2. Die ordentliche Revision ist gemäß Art 133 Abs 4 B-VG nicht zulässig.
E n t s c h e i d u n g s g r ü n d e
I.Verfahrensgang:
Mit dem nunmehr bekämpften Bescheid des Bürgermeisters der Stadt Z vom 23.3.2023, ***, wurde die Beschwerdeführerin gemäß § 20 Abs 1 TMSG infolge eines im Zeitraum November 2018 bis März 2022 zu Unrecht bezogenen Mindestsicherungsbetrages in der Gesamthöhe von Euro 9.916,45 zum Rückersatz dieser Leistungen verpflichtet.
Hinsichtlich der Rückzahlungsmodalitäten wurde ein Einbehalt der mit Erkenntnis des Landesverwaltungsgerichts Tirol vom 30.1.2023, LVwG ***, gewährten Leistung in Höhe von Euro 2.483,48 für die Monate Mai bis Juli 2022 ausgesprochen und darüber hinaus, beginnend ab 1.5.2023 bis 30.4.2026 ein monatlicher Rückersatz in der Höhe von Euro 206,45 verfügt, wobei die letzte Rate Euro 206,25 zu betragen hat.
Begründend wurde dazu ausgeführt, dass die Beschwerdeführerin seit 1.11.2018 von der belangten Behörde Leistungen nach dem Tiroler Mindestsicherungsgesetz bezogen hat und zumindest im Zeitraum von 2018 bis April 2022 von ihrer Tante monatlich Euro 500,- für sich und ihren Halbbruder erhalten habe.
Dieses Einkommen sei der belangten Behörde von der Antragstellerin verschwiegen worden und sei erst aufgrund einer am 7.4.2022 vorgelegten Kontoumsatzliste entdeckt worden.

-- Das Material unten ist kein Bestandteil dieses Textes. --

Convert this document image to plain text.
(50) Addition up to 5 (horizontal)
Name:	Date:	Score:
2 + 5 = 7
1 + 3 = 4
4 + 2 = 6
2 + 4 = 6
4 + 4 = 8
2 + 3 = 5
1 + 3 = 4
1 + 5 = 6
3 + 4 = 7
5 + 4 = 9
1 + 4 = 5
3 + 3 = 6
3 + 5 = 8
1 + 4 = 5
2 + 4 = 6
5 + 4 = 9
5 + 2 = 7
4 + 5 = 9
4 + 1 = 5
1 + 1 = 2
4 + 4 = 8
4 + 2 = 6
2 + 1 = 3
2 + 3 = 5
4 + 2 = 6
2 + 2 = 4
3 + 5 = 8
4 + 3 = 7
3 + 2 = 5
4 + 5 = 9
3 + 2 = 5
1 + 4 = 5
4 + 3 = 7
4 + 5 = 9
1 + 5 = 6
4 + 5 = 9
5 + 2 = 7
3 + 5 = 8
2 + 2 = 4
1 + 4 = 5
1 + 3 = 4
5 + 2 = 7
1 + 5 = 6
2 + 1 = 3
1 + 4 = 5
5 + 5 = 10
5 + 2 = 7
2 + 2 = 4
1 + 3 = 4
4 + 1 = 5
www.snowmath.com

Im Erkenntnis des Landesverwaltungsgerichts Tirol vom 30.1.2023, LVwG-***, sei festgestellt worden, dass die regelmäßigen Zahlungen der Tante jedenfalls der Deckung der Grundbedürfnisse gedient haben und bedarfsmindernd in Abzug zu bringen waren, dies jedoch nur zur Hälfte, das sind Euro 250,-, da die andere Hälfte als Zuwendung für ihren Halbbruder angesehen worden sei.

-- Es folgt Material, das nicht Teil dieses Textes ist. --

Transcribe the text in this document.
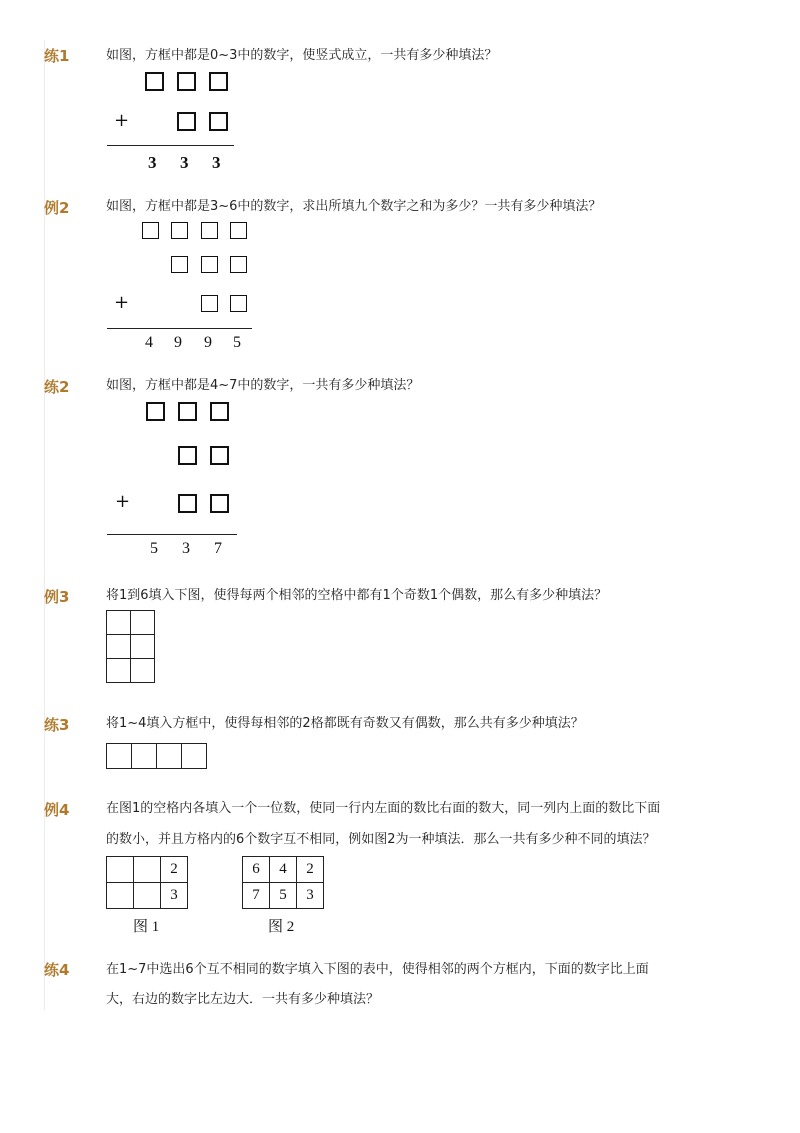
练1	如图，方框中都是0~3中的数字，使竖式成立，一共有多少种填法？
+
3 3 3
例2	如图，方框中都是3~6中的数字，求出所填九个数字之和为多少？一共有多少种填法？
+
4 9 9 5
练2	如图，方框中都是4~7中的数字，一共有多少种填法？
+
5 3 7
例3	将1到6填入下图，使得每两个相邻的空格中都有1个奇数1个偶数，那么有多少种填法？

练3	将1~4填入方框中，使得每相邻的2格都既有奇数又有偶数，那么共有多少种填法？

例4	在图1的空格内各填入一个一位数，使同一行内左面的数比右面的数大，同一列内上面的数比下面
的数小，并且方格内的6个数字互不相同，例如图2为一种填法．那么一共有多少种不同的填法？
		2
		3
图 1
6	4	2
7	5	3
图 2
练4	在1~7中选出6个互不相同的数字填入下图的表中，使得相邻的两个方框内，下面的数字比上面
大，右边的数字比左边大．一共有多少种填法？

Vom November 2018 bis März 2022 habe die Beschwerdeführerin somit bis auf den Monat Juli 2020, in welchem Monat nur ein aliquotierter Betrag in der Höhe von 166,45 ausbezahlt worden sei, jedenfalls monatlich Euro 250,- zu Unrecht bezogen.
Dies ergebe für insgesamt 39 Monate Euro 9.750,- und zusammen mit den Euro 166,45 im Juli 2020 ein Gesamtüberbezug von Euro 9.916,45. Durch den Einbehalt von Euro 2.483,48 vermindere sich der Überbezug auf abgerundet auf Euro 7.432,-.
In der fristgerecht dagegen erhobenen Beschwerde brachte AA durch ihren ausgewiesenen Vertreter vor, dass die Begründung des Erkenntnisses des Landesverwaltungsgerichtes Tirol vom 30.1.2023, LVwG-***, keinesfalls als tauglicher Titel für eine Rückersatzforderung angesehen werden könne, zumal dieser Betrag sicher nicht als „Hilfe Dritter“ verstanden werden könne, sondern als Hilfe für den schwerbehinderten Bruder der Antragstellerin.
Unter „Hilfe Dritter“ sei auch nicht eine Schenkung zu verstehen, sondern Zuwendungen von karitativen oder ähnlichen Vereinen, ansonsten müssten auch Weihnachts-, Geburtstags- und Namenstagsgeschenke berücksichtigt werden, was sicher nicht im Sinne des Gesetzes sei.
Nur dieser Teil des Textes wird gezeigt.